The normalization of U.S. monetary conditions and interest rates will be a key theme this year, as the Federal Reserve moves to exit from unprecedented stimulus that has suppressed bond yields over the last few years, say strategists.
"After five years of extraordinary measures, positive momentum in the economy has led to growing expectations of an end to quantitative easing and an eventual end to zero interest rate policy," David Keeble, global head of interest rates strategy at Credit Agricole, wrote in a report titled "2014 word of the year: 'normalization'" this week.
(Read more: Five things that could go wrong in 2014)
"Across markets we have begun to see a paradigm shift, as markets are beginning to normalize," he added, referring to interest rate markets.
The normalization has started to play out in U.S. rates markets, for example, seen in the narrowing of the yield gap between five- and 30-year Treasury securities, he said.
Five-year note yields have risen sharply since the Fed announced it would begin slowing its bond purchases on December 18, from around 1.54 percent to 1.75 percent currently. Thirty-year bond yields, meanwhile, have dipped from 3.89 percent to 3.88 percent over this period.
(Read more: Minutes show Fed cautious toward cutting QE)

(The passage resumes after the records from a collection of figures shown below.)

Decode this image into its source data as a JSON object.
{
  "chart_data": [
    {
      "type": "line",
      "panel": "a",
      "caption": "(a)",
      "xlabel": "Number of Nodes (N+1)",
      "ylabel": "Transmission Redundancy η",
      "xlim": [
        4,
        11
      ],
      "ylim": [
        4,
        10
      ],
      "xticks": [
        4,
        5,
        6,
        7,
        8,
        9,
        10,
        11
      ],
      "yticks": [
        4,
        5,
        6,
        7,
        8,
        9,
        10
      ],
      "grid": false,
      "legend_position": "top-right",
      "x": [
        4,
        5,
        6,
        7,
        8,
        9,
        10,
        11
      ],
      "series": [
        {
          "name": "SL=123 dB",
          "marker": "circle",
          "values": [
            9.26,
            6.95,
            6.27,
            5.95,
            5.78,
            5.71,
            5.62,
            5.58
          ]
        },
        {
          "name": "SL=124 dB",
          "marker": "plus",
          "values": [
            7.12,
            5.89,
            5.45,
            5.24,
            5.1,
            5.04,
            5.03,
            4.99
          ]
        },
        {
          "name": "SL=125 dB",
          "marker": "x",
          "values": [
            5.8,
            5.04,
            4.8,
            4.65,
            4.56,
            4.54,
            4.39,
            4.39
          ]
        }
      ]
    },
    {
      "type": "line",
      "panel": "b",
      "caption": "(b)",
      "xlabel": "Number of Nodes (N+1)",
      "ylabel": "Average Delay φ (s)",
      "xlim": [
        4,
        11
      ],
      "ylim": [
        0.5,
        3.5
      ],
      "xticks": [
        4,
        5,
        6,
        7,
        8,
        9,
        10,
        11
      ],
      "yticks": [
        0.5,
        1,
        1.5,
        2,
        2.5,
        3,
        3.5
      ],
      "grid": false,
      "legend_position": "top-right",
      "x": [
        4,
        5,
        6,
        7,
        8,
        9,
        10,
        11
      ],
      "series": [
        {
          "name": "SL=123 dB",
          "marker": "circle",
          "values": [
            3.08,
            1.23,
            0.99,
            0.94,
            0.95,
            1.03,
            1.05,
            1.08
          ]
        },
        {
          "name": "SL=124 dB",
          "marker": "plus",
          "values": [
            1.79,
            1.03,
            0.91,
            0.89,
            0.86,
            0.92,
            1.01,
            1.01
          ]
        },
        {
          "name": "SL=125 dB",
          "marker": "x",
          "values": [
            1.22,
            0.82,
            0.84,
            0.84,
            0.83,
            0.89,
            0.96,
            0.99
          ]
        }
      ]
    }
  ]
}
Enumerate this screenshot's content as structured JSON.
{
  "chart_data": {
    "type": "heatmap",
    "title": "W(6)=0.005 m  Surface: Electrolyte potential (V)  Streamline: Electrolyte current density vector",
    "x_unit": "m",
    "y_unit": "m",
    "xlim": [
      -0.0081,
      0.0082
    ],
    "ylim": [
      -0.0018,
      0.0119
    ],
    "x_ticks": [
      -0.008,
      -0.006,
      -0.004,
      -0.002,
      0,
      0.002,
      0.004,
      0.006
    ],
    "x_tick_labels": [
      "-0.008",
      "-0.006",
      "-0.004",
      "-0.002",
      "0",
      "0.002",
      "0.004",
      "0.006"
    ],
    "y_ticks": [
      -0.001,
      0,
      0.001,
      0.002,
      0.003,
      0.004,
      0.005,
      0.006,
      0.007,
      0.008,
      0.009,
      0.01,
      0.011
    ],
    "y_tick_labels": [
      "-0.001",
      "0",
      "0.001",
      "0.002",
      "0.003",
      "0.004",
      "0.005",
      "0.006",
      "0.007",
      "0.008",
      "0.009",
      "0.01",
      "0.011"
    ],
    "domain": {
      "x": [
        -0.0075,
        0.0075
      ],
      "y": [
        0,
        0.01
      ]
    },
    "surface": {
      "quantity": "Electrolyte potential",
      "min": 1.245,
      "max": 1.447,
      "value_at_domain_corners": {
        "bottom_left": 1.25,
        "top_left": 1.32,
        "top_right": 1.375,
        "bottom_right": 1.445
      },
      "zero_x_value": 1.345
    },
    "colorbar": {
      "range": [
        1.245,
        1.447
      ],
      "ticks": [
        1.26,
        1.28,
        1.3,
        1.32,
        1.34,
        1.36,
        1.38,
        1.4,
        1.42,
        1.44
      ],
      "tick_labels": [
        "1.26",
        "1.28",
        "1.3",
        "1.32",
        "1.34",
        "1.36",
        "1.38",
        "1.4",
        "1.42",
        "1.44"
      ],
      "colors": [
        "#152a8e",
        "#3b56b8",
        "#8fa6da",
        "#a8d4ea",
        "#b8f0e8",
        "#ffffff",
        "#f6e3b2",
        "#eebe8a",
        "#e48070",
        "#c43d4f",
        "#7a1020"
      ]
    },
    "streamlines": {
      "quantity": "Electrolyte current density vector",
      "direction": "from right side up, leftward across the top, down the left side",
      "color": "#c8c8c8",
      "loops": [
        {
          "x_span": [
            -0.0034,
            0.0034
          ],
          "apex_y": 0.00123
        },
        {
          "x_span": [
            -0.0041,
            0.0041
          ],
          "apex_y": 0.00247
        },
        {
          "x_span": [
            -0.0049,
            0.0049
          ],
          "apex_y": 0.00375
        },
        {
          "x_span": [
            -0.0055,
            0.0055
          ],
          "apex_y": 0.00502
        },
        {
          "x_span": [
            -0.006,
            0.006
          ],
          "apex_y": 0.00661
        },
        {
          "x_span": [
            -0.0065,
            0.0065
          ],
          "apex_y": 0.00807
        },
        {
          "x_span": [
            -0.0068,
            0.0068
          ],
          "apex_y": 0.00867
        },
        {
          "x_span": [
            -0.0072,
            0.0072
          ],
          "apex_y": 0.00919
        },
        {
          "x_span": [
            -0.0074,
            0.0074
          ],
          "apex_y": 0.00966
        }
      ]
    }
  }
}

Preparing for a post-QE world
As the U.S. normalizes monetary policy, central banks in Asia are also expected to follow suit.
"The strength of economic recovery and a desire to prepare for a post-QE [quantitative easing] world would nudge a number of central banks toward tightening monetary policy, deploying a mix of interest rate hike and macro-prudential measures," said Taimur Baig, chief economist for Asia at Deutsche Bank, who expects central banks in Indonesia, Philippines and Malaysia to hike rates this year.
The normalization of rates in Asia, however, comes with risks, added Baig. Years of low rates and ample liquidity have led to a surge in household borrowing, causing a property boom in many regional markets. Thus, as rates normalize, this will be a key area of systemic risk, he said.
(Read more: Chasing returns and rising interest rates in 2014)
"A disorderly adjustment of rates could hurt the balance sheet of households manifesting in financial sector stress and dragging down consumption," he said.